Mao Zedong, the towering revolutionary leader of China, influenced the world. Julia Lovell, renowned writer on China for major magazines and news outlets, noted author, and professor of modern Chinese history at the University of London, makes this assertion clear and understandable.
Maoism, the belief in the constant revolutionary power of the rural masses, has changed the world over the past 80 years. This period is well-studied in this comprehensive text which assesses the world through the lens of the effects of Maoism.
Unlike Marxist theory which contended that the revolution would come from the mobilized toiling masses of the urban proletariat, the Chinese revolution evolved from the rural areas surrounding the cities. Finding virtue in the peasant uprisings, Mao came to the belief that from such would spring revolution around the world. This led to the Great Leap Forward, the horror of modern China.

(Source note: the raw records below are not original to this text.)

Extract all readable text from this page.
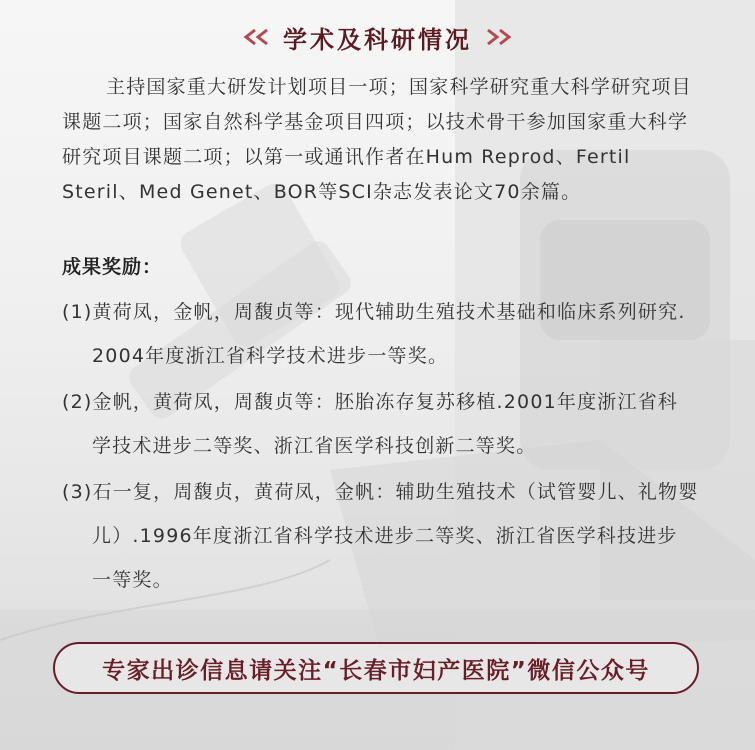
学术及科研情况
主持国家重大研发计划项目一项；国家科学研究重大科学研究项目课题二项；国家自然科学基金项目四项；以技术骨干参加国家重大科学研究项目课题二项；以第一或通讯作者在Hum Reprod、Fertil Steril、Med Genet、BOR等SCI杂志发表论文70余篇。
成果奖励：
(1)黄荷凤，金帆，周馥贞等：现代辅助生殖技术基础和临床系列研究.
2004年度浙江省科学技术进步一等奖。
(2)金帆，黄荷凤，周馥贞等：胚胎冻存复苏移植.2001年度浙江省科
学技术进步二等奖、浙江省医学科技创新二等奖。
(3)石一复，周馥贞，黄荷凤，金帆：辅助生殖技术（试管婴儿、礼物婴
儿）.1996年度浙江省科学技术进步二等奖、浙江省医学科技进步
一等奖。
专家出诊信息请关注“长春市妇产医院”微信公众号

Mao's idea was to industrialize his nation by mobilizing the countryside. To do so he caused a monumental famine, largely unseen by city dwellers. Food sent to the cities was also sent around the world, the better to foment revolution in third-world countries. While millions of Chinese peasants starved, the propaganda against U.S. and Western imperialism drew many revolutionaries around the world to philosophical Maoist banners.
Mao separated himself from revisionist Soviet communists. He saw them as enemies of constant revolution. He denounced the Soviets as collaborators with the hated Western enemy through their policy of peaceful coexistence. Influence with communist parties around the world hung in the balance.
The break between revolutionary China and more cooperative Soviet Russia was real. Korea, Vietnam, Laos and especially the fanatical, Mao-embracing Cambodian communists were greatly motivated by Chinese revolutionary thought.
Lovell is thorough, conscientious and easy to read. If you seek background on what seems a myriad of nationalist movements around the world over the past eight decades, you will do well to seek her book. An intense, honest, and comprehensive study of such a mammoth subject is rendered understandable, clear and convincing.